FIRST: A quick background question. What do you do now, and what is

your past job experience?

1. What is your mission as a news provider? Has it changed?

2. Which of the following (you can pick more than one) describes your role and your company's role? Has this role changed in the past 5-15 years, and do you expect it to change in the next few years? Elaborate if necessary:

3. When you get information (from someone you've interviewed, from a public record you've read, from a story sent to you for editing or posting on the Web), is it your job to pass it on, or do you investigate it?

4. Do you have an editor? How many people see a news story or bit of information before it's published or posted?

5. Do you correct mistakes? How?

6. Which of the following tools do readers have to influence the news that you report?

7. How important is it to give background and context in your stories?

8. Through the Internet and cable television, governments and candidates are better able to broadcast their own information without going through newspapers and TV newscasts. How has this affected your job?

9. Are you striving for objectivity? If so, which of the following definitions best fits your approach?

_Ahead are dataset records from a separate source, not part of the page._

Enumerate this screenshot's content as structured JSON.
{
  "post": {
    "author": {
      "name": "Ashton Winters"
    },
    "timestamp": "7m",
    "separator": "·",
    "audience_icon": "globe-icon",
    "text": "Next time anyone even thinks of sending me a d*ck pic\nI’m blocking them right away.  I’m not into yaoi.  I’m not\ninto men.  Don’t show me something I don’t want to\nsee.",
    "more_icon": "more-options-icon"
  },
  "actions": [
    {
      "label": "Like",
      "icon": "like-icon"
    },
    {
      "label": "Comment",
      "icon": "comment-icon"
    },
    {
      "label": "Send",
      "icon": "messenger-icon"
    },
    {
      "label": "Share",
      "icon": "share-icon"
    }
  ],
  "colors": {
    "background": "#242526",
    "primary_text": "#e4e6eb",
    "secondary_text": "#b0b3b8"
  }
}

10. Who are your competitors, and what do you see as your strengths compared to them?

11. How important is it to have the news before your competition? Do you find yourself with little time to check facts? Little time to give context?

12. Is the Internet a good tool to combat control of the media by a few conglomerates?

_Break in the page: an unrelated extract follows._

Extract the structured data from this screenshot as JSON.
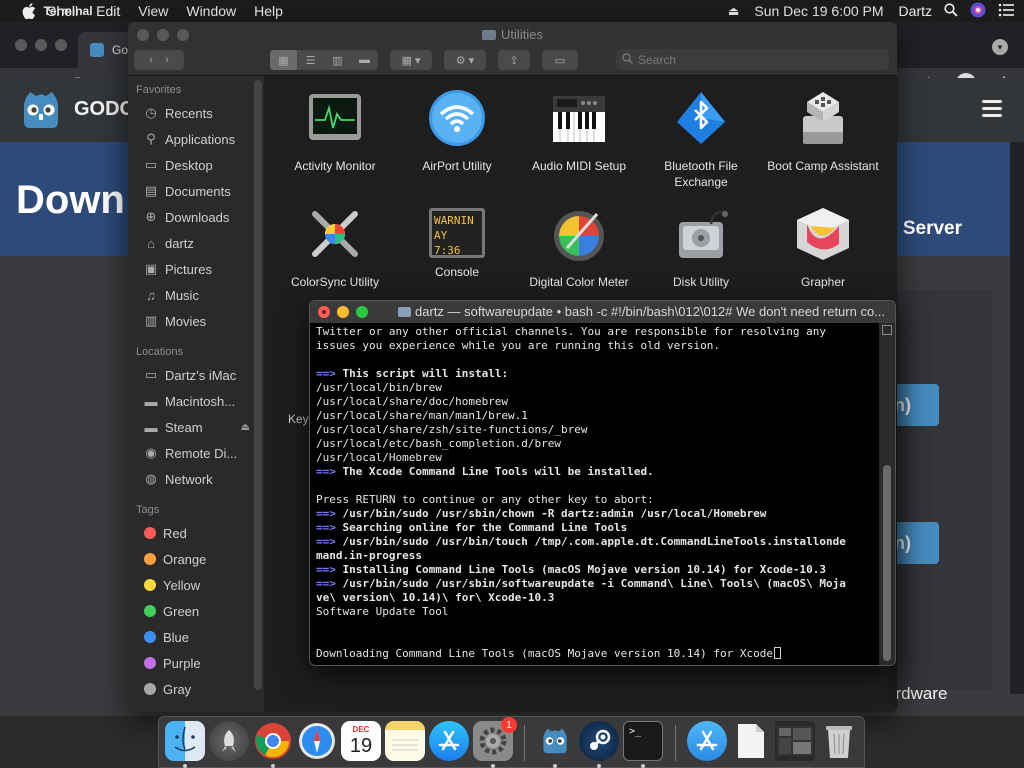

13. Do you have enough (newshole, programming time, space) to tell the news? Do you ever have too much?

14. How else has technology affected your work? What new pressures are affecting your work? How have you responded?

15. How do you think readers perceive you? What public perceptions of you and media in general would you like to change?

"Web C," a media reporter, was asked a slightly modified version in which a few irrelevant questions were omitted and the wording changed so that his answers would reflect journalists as a whole rather than his own experience.

The journalists then were asked three follow-up questions:

1. Compare the breadth and depth of today's news coverage to the news coverage of five years ago, before 24-hour cable news networks multiplied and the Internet became a mainstream news source.

2. With many news organizations moving toward shorter news reports, is it more difficult to establish context? What can you do to establish context in shorter stories and briefs?

3. Compared to five years ago, are you working with younger, less experienced people? If so, how has this trend affected your organization?

Only two participants, "Web A" and "Web B," were able to respond to the follow-up questions in the allotted time.